Can We Build Scene Graphs, Not Classify Them? FlowSG: Progressive Image-Conditioned Scene Graph Generation with Flow Matching
Abstract
Scene Graph Generation (SGG) unifies object localization and visual relationship reasoning by predicting boxes and subject–predicate–object triples. Yet most pipelines treat SGG as a one-shot, deterministic classification instead of a genuine {progressive, generative} task. We propose \textbf{FlowSG}, which recasts SGG as continuous-time transport on a {hybrid} discrete–continuous state: starting from a {noised graph}, the model progressively grows an image-conditioned scene graph through constraint-aware refinements that jointly synthesize nodes (objects) and edges (predicates). Specifically, we first leverage a VQ-VAE to quantize a {scene graph} (e.g., the continuous visual features) into compact, predictable tokens; a graph Transformer then (i) predicts a conditional velocity field to transport continuous geometry (boxes) and (ii) updates discrete posteriors for {categorical tokens (object features and predicate labels)}, coupling semantics and geometry via flow-conditioned message aggregation.
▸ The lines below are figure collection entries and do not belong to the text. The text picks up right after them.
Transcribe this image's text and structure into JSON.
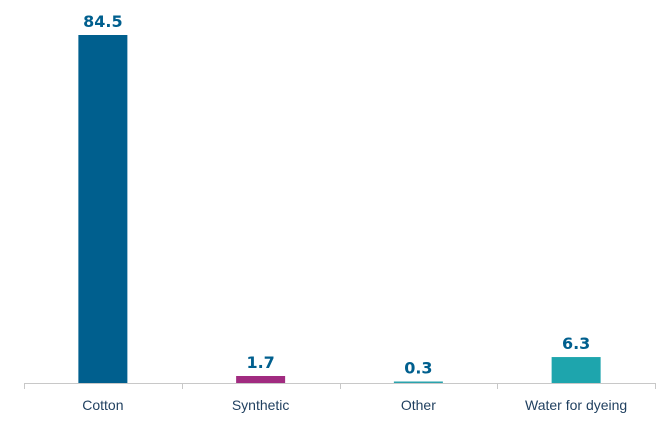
{
  "chart_data": {
    "type": "bar",
    "categories": [
      "Cotton",
      "Synthetic",
      "Other",
      "Water for dyeing"
    ],
    "values": [
      84.5,
      1.7,
      0.3,
      6.3
    ],
    "value_labels": [
      "84.5",
      "1.7",
      "0.3",
      "6.3"
    ],
    "colors": [
      "#005f8e",
      "#a12b80",
      "#2aa3ad",
      "#1ea5ad"
    ],
    "label_color": "#005f8e",
    "title": "",
    "xlabel": "",
    "ylabel": "",
    "ylim": [
      0,
      84.5
    ],
    "grid": false,
    "legend": "none"
  }
}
Training combines flow-matching losses for geometry with a discrete-flow objective for tokens, yielding few-step inference and plug-and-play compatibility with standard detectors/segmenters. Extensive experiments on VG and PSG under closed- and open-vocabulary protocols show consistent gains in predicate R/mR and graph-level metrics, validating the mixed discrete–continuous generative formulation over one-shot classification baselines, e.g., an average improvement of about 3 points over the SOTA USG-Par.